La naturaleza de un gran líder es desarrollar y hacer crecer a nuevos líderes en su organización. Su liderazgo inspirador, impulsa con argumentos emocionales, mirando y sosteniendo la mirada, con silencios que dicen mucho más que cualquier palabra.
Para este tipo de líder, lo más importante es conectar, ver personas, y que éstas sientan que importan más allá de su rol profesional. Le mueve un interés auténtico en conocer las ilusiones de dichas personas y lo que les importa de verdad en la vida. Con esta manera de ser y de hacer, las personas se sienten vistas y consideradas.

Cuando nos preguntamos como llegar a inspirar, funciona muy bien recordar experiencias propias con líderes que hayamos tenido en nuestra trayectoria profesional.

Hagamos un simple ejercicio: tomemos una hoja de papel y dividámosla en dos partes:

En la parte izquierda escribamos el nombre de un líder para el que hemos trabajado o colaborado y que sacó lo mejor de nosotros y que si pudiéramos nos gustaría volver a trabajar con él en un futuro, y preguntémonos: ¿cómo nos hacía sentir?, ¿cómo era trabajar con él? Y en la parte derecha busquemos exactamente lo contrario y respondamos a las mismas preguntas. Lo que hayamos escrito en la parte izquierda nos dará muchas pistas sobre lo que es un gran liderazgo.

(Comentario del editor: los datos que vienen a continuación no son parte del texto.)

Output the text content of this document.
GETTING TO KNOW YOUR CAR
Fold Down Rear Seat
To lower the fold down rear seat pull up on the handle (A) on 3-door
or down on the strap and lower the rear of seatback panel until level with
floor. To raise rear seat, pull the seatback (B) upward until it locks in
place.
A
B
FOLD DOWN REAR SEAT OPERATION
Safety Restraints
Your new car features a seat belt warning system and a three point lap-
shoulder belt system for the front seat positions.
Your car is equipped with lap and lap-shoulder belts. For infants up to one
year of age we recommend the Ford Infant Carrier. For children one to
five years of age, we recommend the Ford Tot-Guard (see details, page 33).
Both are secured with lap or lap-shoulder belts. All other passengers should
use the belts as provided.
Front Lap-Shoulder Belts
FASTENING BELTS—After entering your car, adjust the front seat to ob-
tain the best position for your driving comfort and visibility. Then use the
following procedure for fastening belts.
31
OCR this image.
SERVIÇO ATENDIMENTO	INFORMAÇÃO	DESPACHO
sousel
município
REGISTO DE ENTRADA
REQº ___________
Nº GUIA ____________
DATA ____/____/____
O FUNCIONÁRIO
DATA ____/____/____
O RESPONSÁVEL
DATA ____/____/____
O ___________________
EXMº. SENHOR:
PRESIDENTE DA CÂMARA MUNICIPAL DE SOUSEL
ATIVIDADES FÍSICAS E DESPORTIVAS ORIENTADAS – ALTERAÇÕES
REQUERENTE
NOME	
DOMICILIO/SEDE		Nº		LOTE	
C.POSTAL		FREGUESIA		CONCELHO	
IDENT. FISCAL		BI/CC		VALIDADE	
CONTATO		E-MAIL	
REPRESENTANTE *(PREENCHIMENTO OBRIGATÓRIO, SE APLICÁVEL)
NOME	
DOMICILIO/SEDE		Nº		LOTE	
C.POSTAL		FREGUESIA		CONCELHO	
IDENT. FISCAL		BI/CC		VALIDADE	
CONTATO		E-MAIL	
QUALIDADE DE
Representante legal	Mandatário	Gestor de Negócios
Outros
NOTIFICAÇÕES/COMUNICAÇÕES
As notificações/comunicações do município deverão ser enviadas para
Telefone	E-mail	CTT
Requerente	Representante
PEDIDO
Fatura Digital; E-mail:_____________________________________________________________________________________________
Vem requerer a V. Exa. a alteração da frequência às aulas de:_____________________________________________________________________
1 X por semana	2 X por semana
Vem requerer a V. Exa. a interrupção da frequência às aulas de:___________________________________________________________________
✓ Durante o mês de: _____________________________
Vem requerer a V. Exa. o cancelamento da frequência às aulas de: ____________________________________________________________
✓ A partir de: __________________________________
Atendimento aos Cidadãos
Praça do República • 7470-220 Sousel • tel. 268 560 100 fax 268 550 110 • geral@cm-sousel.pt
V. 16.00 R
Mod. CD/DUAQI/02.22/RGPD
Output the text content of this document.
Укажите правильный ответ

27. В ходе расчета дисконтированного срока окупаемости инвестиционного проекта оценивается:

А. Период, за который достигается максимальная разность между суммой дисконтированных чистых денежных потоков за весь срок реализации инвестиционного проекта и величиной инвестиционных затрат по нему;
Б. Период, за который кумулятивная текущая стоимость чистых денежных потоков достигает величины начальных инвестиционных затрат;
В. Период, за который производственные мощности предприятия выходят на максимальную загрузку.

¿Qué hace el gran liderazgo?

Transmite energía positiva.
Genera cercanía y confianza.
Cuida la relación
Hace vibrar
Influye e inspira….

El gran liderazgo es el principal impulsor del rendimiento porque crea relación, y la interacción de la relación genera RESONANCIA. Convencer a otro de que haga algo diferente habitualmente no funciona. Primero de todo se necesita conectar, desde el magnetismo y crear resonancia en la relación, es decir, aquello que se dice y se hace crea resonancia en el otro y por tanto construye relación. Inspira.

Podríamos definir que la INSPIRACIÓN es la activación del talento humano, y eso hace que el rendimiento de una persona sea muy diferente del de por ejemplo una persona simplemente resolutiva, o cumplidora de presupuestos, etc…, y vaya mucho más allá sin poner límites al potencial de su talento.

El factor clave que tiene mayor influencia en el incremento del rendimiento de las personas en una organización es la calidad del liderazgo, esas cualidades del líder que supo sacar lo mejor de nosotros y nos dio confianza. Un líder con mentalidad “fuera de la caja” con el foco concentrado en hacernos crecer personal y profesionalmente.

¿Cómo llegar a inspirar? Tres aspectos:

  1. Ayudar a ver y entender a las personas el impacto de aquello que hacen. Los adultos solo aprendemos a darnos cuenta con herramientas de auto-conciencia. Ver y entender el contexto, el “para qué” de lo que hacemos, nos da sentido, y nos da un propósito claro de hacia donde vamos…. Da sentido a nuestra función, nos hacemos nuestro el propósito y nos creemos la visión y que es posible.
  2. Poner foco en las personas, entendido como mostrar un interés real por los demás. Interés sincero y auténtico por las personas con quienes trabajamos y nos inter-relacionamos.
  3. Conciencia plena. Se trata de mostrarse desde la autenticidad, desde la verdadera esencia, desde aquello que uno es, y divorciarse del EGO.

La interacción de estos 3 aspectos ayuda a provocar INSPIRACIÓN en los demás, es decir, el gran liderazgo, el liderazgo INSPIRADOR, el liderazgo con mentalidad “fuera de la caja”.